A participação da Guarda Municipal do Rio de Janeiro através do programa "GM Sem Preconceito" reforça o compromisso com a proteção e respeito às práticas religiosas de matriz africana, historicamente alvo de perseguição e intolerância.
A Coordenadoria da Diversidade Religiosa da Prefeitura do Rio completará o quadro de representantes do poder público, demonstrando que a questão transcende partidarismo e se estabelece como política de Estado.
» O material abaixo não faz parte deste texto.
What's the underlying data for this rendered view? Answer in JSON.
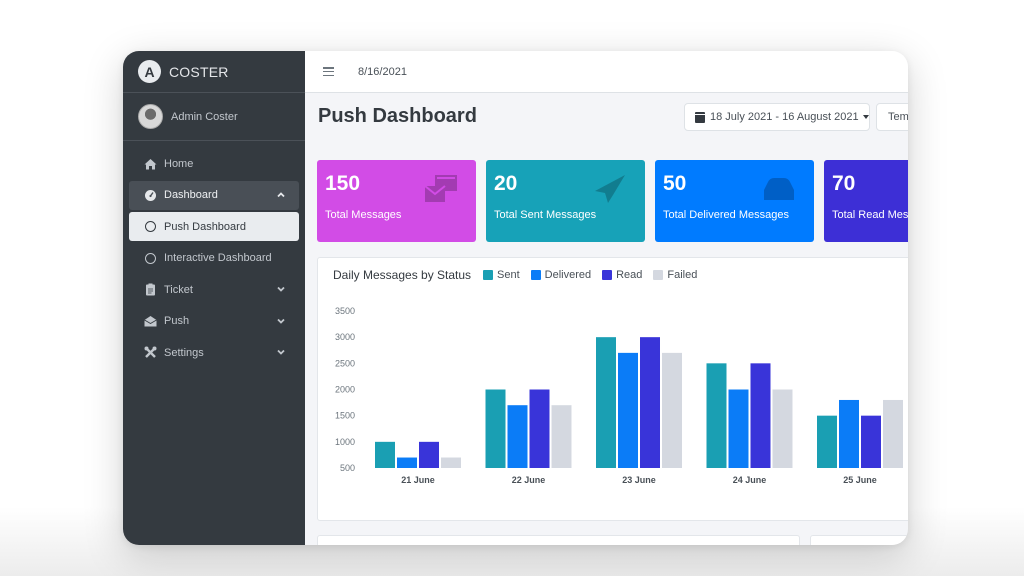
{
  "app": {
    "brand": "COSTER",
    "brand_logo_letter": "A"
  },
  "sidebar": {
    "user_name": "Admin Coster",
    "items": [
      {
        "label": "Home",
        "icon": "home-icon"
      },
      {
        "label": "Dashboard",
        "icon": "dashboard-gauge-icon",
        "expanded": true
      },
      {
        "label": "Push Dashboard",
        "icon": "circle-icon",
        "active": true
      },
      {
        "label": "Interactive Dashboard",
        "icon": "circle-icon"
      },
      {
        "label": "Ticket",
        "icon": "clipboard-icon"
      },
      {
        "label": "Push",
        "icon": "envelope-open-icon"
      },
      {
        "label": "Settings",
        "icon": "tools-icon"
      }
    ]
  },
  "topbar": {
    "date": "8/16/2021",
    "menu_icon": "hamburger-icon"
  },
  "header": {
    "title": "Push Dashboard",
    "date_range": "18 July 2021 - 16 August 2021",
    "template_select": "Tem"
  },
  "cards": [
    {
      "value": "150",
      "label": "Total Messages",
      "color": "#d24ce6",
      "icon": "envelopes-icon"
    },
    {
      "value": "20",
      "label": "Total Sent Messages",
      "color": "#17a2b8",
      "icon": "paper-plane-icon"
    },
    {
      "value": "50",
      "label": "Total Delivered Messages",
      "color": "#007bff",
      "icon": "inbox-icon"
    },
    {
      "value": "70",
      "label": "Total Read Mess",
      "color": "#3d2fd6",
      "icon": "envelope-icon"
    }
  ],
  "chart_data": {
    "type": "bar",
    "title": "Daily Messages by Status",
    "categories": [
      "21 June",
      "22 June",
      "23 June",
      "24 June",
      "25 June"
    ],
    "series": [
      {
        "name": "Sent",
        "color": "#1a9fb3",
        "values": [
          1000,
          2000,
          3000,
          2500,
          1500
        ]
      },
      {
        "name": "Delivered",
        "color": "#0b7cf7",
        "values": [
          700,
          1700,
          2700,
          2000,
          1800
        ]
      },
      {
        "name": "Read",
        "color": "#3934d9",
        "values": [
          1000,
          2000,
          3000,
          2500,
          1500
        ]
      },
      {
        "name": "Failed",
        "color": "#d4d8e0",
        "values": [
          700,
          1700,
          2700,
          2000,
          1800
        ]
      }
    ],
    "yticks": [
      "3500",
      "3000",
      "2500",
      "2000",
      "1500",
      "1000",
      "500"
    ],
    "ylim": [
      500,
      3500
    ],
    "xlabel": "",
    "ylabel": "",
    "legend": "top",
    "grid": false
  }
}
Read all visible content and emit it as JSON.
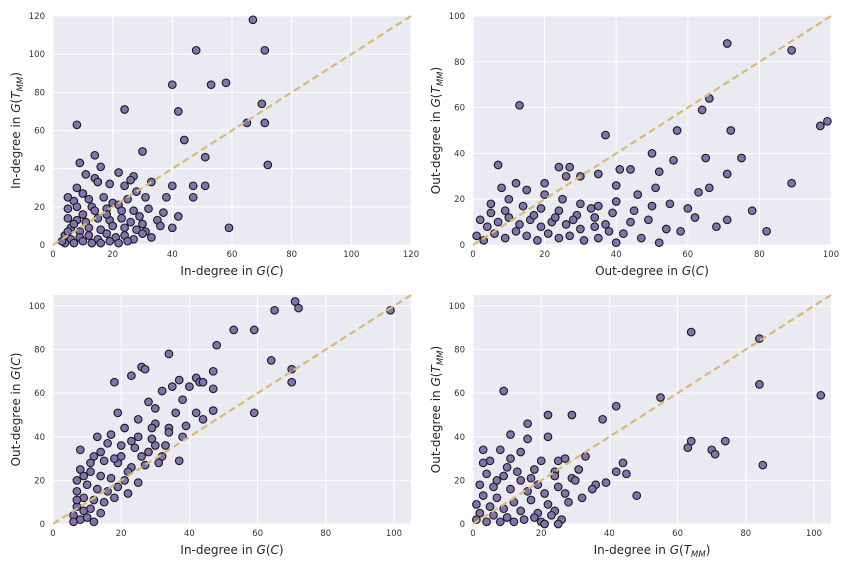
{
  "figure": {
    "background": "#ffffff",
    "panel_color": "#eaeaf2",
    "grid_color": "#ffffff",
    "marker_fill": "#8172b2",
    "marker_edge": "#1a1a1a",
    "diagonal_color": "#d8bb6e"
  },
  "chart_data": [
    {
      "type": "scatter",
      "xlabel": "In-degree in G(C)",
      "ylabel": "In-degree in G(T_MM)",
      "xlim": [
        0,
        120
      ],
      "ylim": [
        0,
        120
      ],
      "xticks": [
        0,
        20,
        40,
        60,
        80,
        100,
        120
      ],
      "yticks": [
        0,
        20,
        40,
        60,
        80,
        100,
        120
      ],
      "grid": true,
      "diagonal": true,
      "points": [
        [
          67,
          118
        ],
        [
          48,
          102
        ],
        [
          71,
          102
        ],
        [
          40,
          84
        ],
        [
          53,
          84
        ],
        [
          58,
          85
        ],
        [
          70,
          74
        ],
        [
          24,
          71
        ],
        [
          42,
          70
        ],
        [
          65,
          64
        ],
        [
          71,
          64
        ],
        [
          8,
          63
        ],
        [
          44,
          55
        ],
        [
          30,
          49
        ],
        [
          14,
          47
        ],
        [
          51,
          46
        ],
        [
          9,
          43
        ],
        [
          72,
          42
        ],
        [
          16,
          41
        ],
        [
          22,
          38
        ],
        [
          11,
          37
        ],
        [
          14,
          35
        ],
        [
          27,
          36
        ],
        [
          15,
          33
        ],
        [
          19,
          32
        ],
        [
          26,
          34
        ],
        [
          33,
          33
        ],
        [
          24,
          31
        ],
        [
          8,
          30
        ],
        [
          10,
          27
        ],
        [
          40,
          31
        ],
        [
          47,
          31
        ],
        [
          51,
          31
        ],
        [
          5,
          25
        ],
        [
          7,
          23
        ],
        [
          12,
          24
        ],
        [
          17,
          25
        ],
        [
          20,
          22
        ],
        [
          25,
          24
        ],
        [
          28,
          28
        ],
        [
          31,
          25
        ],
        [
          38,
          25
        ],
        [
          47,
          25
        ],
        [
          5,
          19
        ],
        [
          8,
          20
        ],
        [
          13,
          20
        ],
        [
          18,
          19
        ],
        [
          22,
          21
        ],
        [
          27,
          18
        ],
        [
          32,
          19
        ],
        [
          37,
          17
        ],
        [
          42,
          15
        ],
        [
          5,
          14
        ],
        [
          8,
          13
        ],
        [
          11,
          12
        ],
        [
          15,
          14
        ],
        [
          19,
          13
        ],
        [
          23,
          14
        ],
        [
          29,
          15
        ],
        [
          35,
          13
        ],
        [
          6,
          9
        ],
        [
          9,
          7
        ],
        [
          12,
          9
        ],
        [
          16,
          8
        ],
        [
          20,
          10
        ],
        [
          24,
          9
        ],
        [
          28,
          8
        ],
        [
          31,
          7
        ],
        [
          36,
          10
        ],
        [
          40,
          9
        ],
        [
          59,
          9
        ],
        [
          4,
          5
        ],
        [
          6,
          3
        ],
        [
          9,
          4
        ],
        [
          12,
          5
        ],
        [
          15,
          3
        ],
        [
          18,
          6
        ],
        [
          21,
          4
        ],
        [
          24,
          5
        ],
        [
          27,
          3
        ],
        [
          30,
          6
        ],
        [
          33,
          4
        ],
        [
          4,
          1
        ],
        [
          7,
          1
        ],
        [
          10,
          2
        ],
        [
          13,
          1
        ],
        [
          16,
          1
        ],
        [
          19,
          2
        ],
        [
          22,
          1
        ],
        [
          25,
          2
        ],
        [
          3,
          2
        ],
        [
          5,
          7
        ],
        [
          7,
          11
        ],
        [
          10,
          16
        ],
        [
          14,
          18
        ],
        [
          18,
          16
        ],
        [
          23,
          18
        ],
        [
          26,
          12
        ],
        [
          30,
          11
        ]
      ]
    },
    {
      "type": "scatter",
      "xlabel": "Out-degree in G(C)",
      "ylabel": "Out-degree in G(T_MM)",
      "xlim": [
        0,
        100
      ],
      "ylim": [
        0,
        100
      ],
      "xticks": [
        0,
        20,
        40,
        60,
        80,
        100
      ],
      "yticks": [
        0,
        20,
        40,
        60,
        80,
        100
      ],
      "grid": true,
      "diagonal": true,
      "points": [
        [
          71,
          88
        ],
        [
          89,
          85
        ],
        [
          13,
          61
        ],
        [
          66,
          64
        ],
        [
          64,
          59
        ],
        [
          57,
          50
        ],
        [
          72,
          50
        ],
        [
          37,
          48
        ],
        [
          75,
          38
        ],
        [
          41,
          33
        ],
        [
          50,
          40
        ],
        [
          56,
          37
        ],
        [
          65,
          38
        ],
        [
          66,
          25
        ],
        [
          71,
          31
        ],
        [
          89,
          27
        ],
        [
          78,
          15
        ],
        [
          82,
          6
        ],
        [
          99,
          54
        ],
        [
          97,
          52
        ],
        [
          7,
          35
        ],
        [
          24,
          34
        ],
        [
          27,
          34
        ],
        [
          35,
          31
        ],
        [
          44,
          33
        ],
        [
          52,
          32
        ],
        [
          30,
          30
        ],
        [
          40,
          26
        ],
        [
          51,
          25
        ],
        [
          55,
          18
        ],
        [
          60,
          16
        ],
        [
          63,
          23
        ],
        [
          71,
          11
        ],
        [
          68,
          8
        ],
        [
          8,
          25
        ],
        [
          12,
          27
        ],
        [
          15,
          24
        ],
        [
          20,
          22
        ],
        [
          25,
          20
        ],
        [
          30,
          18
        ],
        [
          35,
          17
        ],
        [
          40,
          19
        ],
        [
          45,
          15
        ],
        [
          50,
          17
        ],
        [
          5,
          18
        ],
        [
          10,
          20
        ],
        [
          14,
          17
        ],
        [
          19,
          16
        ],
        [
          24,
          15
        ],
        [
          29,
          13
        ],
        [
          34,
          12
        ],
        [
          39,
          14
        ],
        [
          44,
          10
        ],
        [
          49,
          11
        ],
        [
          54,
          7
        ],
        [
          58,
          6
        ],
        [
          2,
          11
        ],
        [
          4,
          8
        ],
        [
          7,
          10
        ],
        [
          10,
          12
        ],
        [
          13,
          9
        ],
        [
          16,
          11
        ],
        [
          19,
          8
        ],
        [
          22,
          10
        ],
        [
          26,
          9
        ],
        [
          30,
          7
        ],
        [
          34,
          8
        ],
        [
          38,
          6
        ],
        [
          42,
          5
        ],
        [
          47,
          3
        ],
        [
          52,
          1
        ],
        [
          1,
          4
        ],
        [
          3,
          2
        ],
        [
          6,
          5
        ],
        [
          9,
          3
        ],
        [
          12,
          6
        ],
        [
          15,
          4
        ],
        [
          18,
          2
        ],
        [
          21,
          5
        ],
        [
          24,
          3
        ],
        [
          27,
          4
        ],
        [
          31,
          2
        ],
        [
          35,
          3
        ],
        [
          40,
          1
        ],
        [
          5,
          14
        ],
        [
          9,
          15
        ],
        [
          17,
          13
        ],
        [
          23,
          12
        ],
        [
          28,
          11
        ],
        [
          33,
          16
        ],
        [
          37,
          9
        ],
        [
          20,
          27
        ],
        [
          26,
          30
        ],
        [
          46,
          22
        ],
        [
          62,
          12
        ]
      ]
    },
    {
      "type": "scatter",
      "xlabel": "In-degree in G(C)",
      "ylabel": "Out-degree in G(C)",
      "xlim": [
        0,
        105
      ],
      "ylim": [
        0,
        105
      ],
      "xticks": [
        0,
        20,
        40,
        60,
        80,
        100
      ],
      "yticks": [
        0,
        20,
        40,
        60,
        80,
        100
      ],
      "grid": true,
      "diagonal": true,
      "points": [
        [
          71,
          102
        ],
        [
          72,
          99
        ],
        [
          65,
          98
        ],
        [
          99,
          98
        ],
        [
          53,
          89
        ],
        [
          59,
          89
        ],
        [
          48,
          82
        ],
        [
          34,
          78
        ],
        [
          64,
          75
        ],
        [
          26,
          72
        ],
        [
          70,
          71
        ],
        [
          27,
          71
        ],
        [
          23,
          68
        ],
        [
          47,
          70
        ],
        [
          37,
          66
        ],
        [
          42,
          67
        ],
        [
          18,
          65
        ],
        [
          35,
          63
        ],
        [
          40,
          63
        ],
        [
          43,
          65
        ],
        [
          44,
          65
        ],
        [
          47,
          62
        ],
        [
          70,
          65
        ],
        [
          32,
          61
        ],
        [
          38,
          57
        ],
        [
          28,
          56
        ],
        [
          30,
          53
        ],
        [
          36,
          51
        ],
        [
          42,
          51
        ],
        [
          47,
          52
        ],
        [
          59,
          51
        ],
        [
          19,
          51
        ],
        [
          25,
          48
        ],
        [
          30,
          46
        ],
        [
          34,
          44
        ],
        [
          38,
          40
        ],
        [
          44,
          48
        ],
        [
          21,
          44
        ],
        [
          17,
          41
        ],
        [
          25,
          40
        ],
        [
          29,
          39
        ],
        [
          33,
          36
        ],
        [
          37,
          29
        ],
        [
          13,
          40
        ],
        [
          16,
          37
        ],
        [
          20,
          36
        ],
        [
          24,
          35
        ],
        [
          28,
          33
        ],
        [
          32,
          31
        ],
        [
          8,
          34
        ],
        [
          12,
          31
        ],
        [
          15,
          29
        ],
        [
          19,
          28
        ],
        [
          23,
          26
        ],
        [
          27,
          27
        ],
        [
          31,
          28
        ],
        [
          8,
          25
        ],
        [
          11,
          24
        ],
        [
          14,
          22
        ],
        [
          17,
          21
        ],
        [
          21,
          20
        ],
        [
          25,
          19
        ],
        [
          7,
          20
        ],
        [
          10,
          18
        ],
        [
          13,
          16
        ],
        [
          16,
          15
        ],
        [
          19,
          17
        ],
        [
          22,
          14
        ],
        [
          7,
          15
        ],
        [
          9,
          12
        ],
        [
          12,
          11
        ],
        [
          15,
          10
        ],
        [
          18,
          12
        ],
        [
          7,
          8
        ],
        [
          9,
          6
        ],
        [
          11,
          7
        ],
        [
          14,
          5
        ],
        [
          6,
          4
        ],
        [
          8,
          2
        ],
        [
          10,
          3
        ],
        [
          12,
          1
        ],
        [
          6,
          1
        ],
        [
          7,
          11
        ],
        [
          9,
          22
        ],
        [
          11,
          28
        ],
        [
          14,
          33
        ],
        [
          18,
          30
        ],
        [
          22,
          24
        ],
        [
          26,
          31
        ],
        [
          30,
          36
        ],
        [
          34,
          42
        ],
        [
          20,
          31
        ],
        [
          23,
          38
        ],
        [
          29,
          44
        ],
        [
          39,
          45
        ]
      ]
    },
    {
      "type": "scatter",
      "xlabel": "In-degree in G(T_MM)",
      "ylabel": "Out-degree in G(T_MM)",
      "xlim": [
        0,
        105
      ],
      "ylim": [
        0,
        105
      ],
      "xticks": [
        0,
        20,
        40,
        60,
        80,
        100
      ],
      "yticks": [
        0,
        20,
        40,
        60,
        80,
        100
      ],
      "grid": true,
      "diagonal": true,
      "points": [
        [
          64,
          88
        ],
        [
          84,
          85
        ],
        [
          9,
          61
        ],
        [
          55,
          58
        ],
        [
          102,
          59
        ],
        [
          42,
          54
        ],
        [
          84,
          64
        ],
        [
          22,
          50
        ],
        [
          29,
          50
        ],
        [
          16,
          46
        ],
        [
          38,
          48
        ],
        [
          11,
          41
        ],
        [
          16,
          39
        ],
        [
          22,
          40
        ],
        [
          63,
          35
        ],
        [
          64,
          38
        ],
        [
          70,
          34
        ],
        [
          71,
          32
        ],
        [
          74,
          38
        ],
        [
          85,
          27
        ],
        [
          3,
          34
        ],
        [
          8,
          34
        ],
        [
          14,
          33
        ],
        [
          20,
          29
        ],
        [
          25,
          29
        ],
        [
          33,
          31
        ],
        [
          44,
          28
        ],
        [
          5,
          29
        ],
        [
          10,
          26
        ],
        [
          18,
          25
        ],
        [
          24,
          24
        ],
        [
          29,
          21
        ],
        [
          36,
          18
        ],
        [
          42,
          24
        ],
        [
          48,
          13
        ],
        [
          4,
          23
        ],
        [
          9,
          22
        ],
        [
          14,
          20
        ],
        [
          19,
          18
        ],
        [
          25,
          17
        ],
        [
          30,
          20
        ],
        [
          35,
          16
        ],
        [
          2,
          18
        ],
        [
          6,
          17
        ],
        [
          11,
          16
        ],
        [
          16,
          15
        ],
        [
          21,
          14
        ],
        [
          27,
          14
        ],
        [
          32,
          12
        ],
        [
          3,
          13
        ],
        [
          7,
          12
        ],
        [
          12,
          10
        ],
        [
          17,
          11
        ],
        [
          22,
          9
        ],
        [
          28,
          10
        ],
        [
          1,
          9
        ],
        [
          5,
          8
        ],
        [
          9,
          7
        ],
        [
          14,
          6
        ],
        [
          19,
          5
        ],
        [
          24,
          6
        ],
        [
          2,
          5
        ],
        [
          6,
          4
        ],
        [
          10,
          3
        ],
        [
          15,
          2
        ],
        [
          20,
          1
        ],
        [
          26,
          2
        ],
        [
          1,
          2
        ],
        [
          4,
          1
        ],
        [
          8,
          1
        ],
        [
          12,
          1
        ],
        [
          18,
          3
        ],
        [
          23,
          4
        ],
        [
          21,
          0
        ],
        [
          25,
          0
        ],
        [
          7,
          20
        ],
        [
          13,
          24
        ],
        [
          17,
          21
        ],
        [
          24,
          22
        ],
        [
          27,
          30
        ],
        [
          31,
          25
        ],
        [
          39,
          19
        ],
        [
          45,
          23
        ],
        [
          3,
          28
        ],
        [
          11,
          30
        ]
      ]
    }
  ]
}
Esta articulação interinstitucional representa um avanço significativo na construção de um diálogo estruturado e permanente entre as comunidades tradicionais e as diferentes esferas governamentais.
Mãe Manu da Oxum destaca o papel fundamental da Defensoria Pública do Estado na articulação desta audiência: "A audiência pública foi articulada pela Defensoria Pública do Estado, a partir das pautas apresentadas pelo próprio povo de santo, para criar canais diretos de diálogo com as autoridades".
Esta parceria institucional garante que as demandas apresentadas tenham fundamentação jurídica sólida e caminhos institucionais para implementação.
O objetivo central do movimento é claro e ambicioso: "Que sejamos ouvidos por todos aqueles que tenham interesse real em defender esses territórios, comunidades e o legado ancestral que os povos originários e de matriz africana representam".
Esta declaração estabelece critérios de legitimidade para o diálogo político, priorizando aqueles que demonstrem compromisso genuíno com a proteção e valorização das tradições ancestrais.
A escolha do Reduto de Maria como local do encontro possui significado simbólico profundo.
Localizado na Rua Floresta do Sul, 16, Praia da Brisa, em Guaratiba, o espaço representa a resistência e preservação das tradições de matriz africana na zona oeste carioca. Realizar a audiência pública em um terreiro reafirma a legitimidade desses espaços como centros de articulação política e social, não apenas religiosa.
A gratuidade do evento e a oferta de "alimentação afetiva e solidária" aos participantes demonstram os valores de acolhimento e solidariedade que norteiam as comunidades tradicionais.
Esta abordagem contrasta com a formalidade típica de eventos políticos, criando um ambiente mais acolhedor e propício ao diálogo genuíno entre diferentes atores sociais.
A estratégia de comunicação do movimento, utilizando o Instagram (@meta.encruzaetravessia) para confirmação de presença, evidencia a modernização das formas de organização das comunidades tradicionais.
Esta adaptação às ferramentas digitais amplia o alcance da mobilização e facilita a participação de lideranças de diferentes regiões do estado.
O META representa uma evolução na organização política das comunidades de matriz africana no Rio de Janeiro.
Ao transcender a atuação local e propor políticas públicas estaduais, o movimento demonstra maturidade organizacional e visão estratégica de longo prazo. Esta abordagem sistêmica reconhece que os desafios enfrentados pelas comunidades tradicionais exigem soluções estruturais, não apenas pontuais.
A audiência pública desta segunda-feira pode marcar um ponto de inflexão nas relações entre o poder público e as comunidades tradicionais no Rio de Janeiro.
O sucesso da iniciativa dependerá não apenas da participação no evento, mas principalmente dos desdobramentos práticos que resultarem dos compromissos assumidos pelas autoridades presentes.
A região da zona oeste, historicamente marginalizada nas políticas públicas cariocas, ganha protagonismo através desta articulação.
O reconhecimento da área como "Grande África" não é apenas uma denominação cultural, mas uma reivindicação política por investimentos e atenção proporcional à importância histórica e demográfica da região.
O movimento liderado por Mãe Manu da Oxum representa um modelo de organização que pode inspirar iniciativas similares em outros estados brasileiros.
A combinação entre tradição ancestral e articulação política contemporânea oferece um caminho promissor para o fortalecimento dos direitos das comunidades tradicionais em todo o país.